收益流失:合同未约定收益分享,承包人独享大额优化收益

质量风险:承包人优化降低质量标准,长期风险由发包人承担

程序风险:口头同意优化,结算时被索赔变更费用

承包人风险

收益丧失:优化后发包人要求"据实扣减",无法证明约定

证据缺失:口头优化无签证,结算无依据

质量争议:优化被视为"偷工减料",引发质量纠纷

防控建议

合同条款设计是根本。建议设置专门的价值工程条款:"承包人提出的合理化建议,经发包人书面同意实施后,如节省工程费用,则节省金额的50%归发包人,50%归承包人。节省金额计算方式为原方案预算造价与优化后实际造价的差额,扣除承包人实施优化方案的额外投入成本。"
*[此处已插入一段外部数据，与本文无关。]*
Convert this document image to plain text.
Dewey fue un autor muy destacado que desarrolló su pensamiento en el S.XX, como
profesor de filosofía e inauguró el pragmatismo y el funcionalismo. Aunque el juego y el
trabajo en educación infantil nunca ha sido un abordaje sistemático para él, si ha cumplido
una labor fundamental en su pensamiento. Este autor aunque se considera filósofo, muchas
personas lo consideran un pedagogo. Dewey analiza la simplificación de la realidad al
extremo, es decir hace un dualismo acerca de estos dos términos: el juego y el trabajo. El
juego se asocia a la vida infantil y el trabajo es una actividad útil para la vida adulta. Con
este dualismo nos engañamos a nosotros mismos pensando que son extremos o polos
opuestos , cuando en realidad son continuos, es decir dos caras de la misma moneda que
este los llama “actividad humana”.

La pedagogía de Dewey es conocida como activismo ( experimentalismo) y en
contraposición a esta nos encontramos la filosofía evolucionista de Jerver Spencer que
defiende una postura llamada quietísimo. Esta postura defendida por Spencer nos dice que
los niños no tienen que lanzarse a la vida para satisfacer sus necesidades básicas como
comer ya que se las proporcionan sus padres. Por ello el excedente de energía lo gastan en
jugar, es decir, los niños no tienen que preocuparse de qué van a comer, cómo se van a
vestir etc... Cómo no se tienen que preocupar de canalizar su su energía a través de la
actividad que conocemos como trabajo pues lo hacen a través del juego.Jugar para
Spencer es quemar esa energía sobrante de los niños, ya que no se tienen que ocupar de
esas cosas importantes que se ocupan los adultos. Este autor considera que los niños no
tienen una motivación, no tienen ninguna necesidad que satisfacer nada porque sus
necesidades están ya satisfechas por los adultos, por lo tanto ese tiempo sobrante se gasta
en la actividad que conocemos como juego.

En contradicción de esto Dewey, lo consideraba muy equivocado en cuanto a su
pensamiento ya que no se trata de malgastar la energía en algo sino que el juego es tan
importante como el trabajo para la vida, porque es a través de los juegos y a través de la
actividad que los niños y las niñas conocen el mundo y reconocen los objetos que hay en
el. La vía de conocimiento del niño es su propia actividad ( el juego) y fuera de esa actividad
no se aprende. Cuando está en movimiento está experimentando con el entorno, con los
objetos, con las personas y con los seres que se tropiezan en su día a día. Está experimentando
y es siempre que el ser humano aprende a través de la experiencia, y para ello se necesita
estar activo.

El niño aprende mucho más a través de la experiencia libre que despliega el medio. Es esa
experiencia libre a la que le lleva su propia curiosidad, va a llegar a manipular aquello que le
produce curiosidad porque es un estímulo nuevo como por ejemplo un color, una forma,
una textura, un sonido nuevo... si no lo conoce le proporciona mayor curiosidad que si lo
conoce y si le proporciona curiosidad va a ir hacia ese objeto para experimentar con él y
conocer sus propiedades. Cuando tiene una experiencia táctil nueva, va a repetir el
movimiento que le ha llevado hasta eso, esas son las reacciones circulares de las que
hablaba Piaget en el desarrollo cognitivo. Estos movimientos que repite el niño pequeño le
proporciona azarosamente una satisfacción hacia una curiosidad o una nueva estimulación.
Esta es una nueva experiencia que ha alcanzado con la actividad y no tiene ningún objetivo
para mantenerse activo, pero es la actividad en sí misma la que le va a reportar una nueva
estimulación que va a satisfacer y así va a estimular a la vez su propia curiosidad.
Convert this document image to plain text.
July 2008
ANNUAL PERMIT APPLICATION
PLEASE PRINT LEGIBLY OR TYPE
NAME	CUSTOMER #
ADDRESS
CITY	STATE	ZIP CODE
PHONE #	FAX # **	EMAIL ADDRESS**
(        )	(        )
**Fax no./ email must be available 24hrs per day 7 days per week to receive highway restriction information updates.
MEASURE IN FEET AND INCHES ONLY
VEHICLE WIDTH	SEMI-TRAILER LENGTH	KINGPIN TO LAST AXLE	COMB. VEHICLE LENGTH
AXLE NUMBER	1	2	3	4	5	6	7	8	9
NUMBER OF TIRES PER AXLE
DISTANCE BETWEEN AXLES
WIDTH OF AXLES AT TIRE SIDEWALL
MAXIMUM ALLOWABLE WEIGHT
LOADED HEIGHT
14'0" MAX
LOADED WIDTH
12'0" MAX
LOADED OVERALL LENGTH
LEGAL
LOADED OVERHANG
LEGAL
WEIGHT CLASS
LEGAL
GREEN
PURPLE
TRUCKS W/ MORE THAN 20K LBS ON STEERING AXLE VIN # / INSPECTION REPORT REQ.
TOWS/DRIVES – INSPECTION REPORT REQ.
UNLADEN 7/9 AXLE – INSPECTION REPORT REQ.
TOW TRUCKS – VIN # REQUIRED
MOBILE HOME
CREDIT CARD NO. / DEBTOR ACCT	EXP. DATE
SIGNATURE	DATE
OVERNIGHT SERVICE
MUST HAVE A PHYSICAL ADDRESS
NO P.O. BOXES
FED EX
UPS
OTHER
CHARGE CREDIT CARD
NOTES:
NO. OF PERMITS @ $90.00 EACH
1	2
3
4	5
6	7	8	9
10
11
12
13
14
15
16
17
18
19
发包人应:前置约定收益分享比例、建立优化建议书面审查机制、明确优化不得降低质量标准、利用BIM建立数据对比档案。

承包人应:争取写入收益归属条款、重大优化前书面报发包人确认、全过程数据留痕、严格按索赔程序主张权利。

结语

价值工程利益归属问题,在2024计价标准实施后更凸显合同约定的重要性。市场主体应在签约阶段明确权利义务,在履约阶段完善程序留痕,在争议阶段聚焦风险收益对等原则与功能满足前提,以实现利益平衡与风险可控。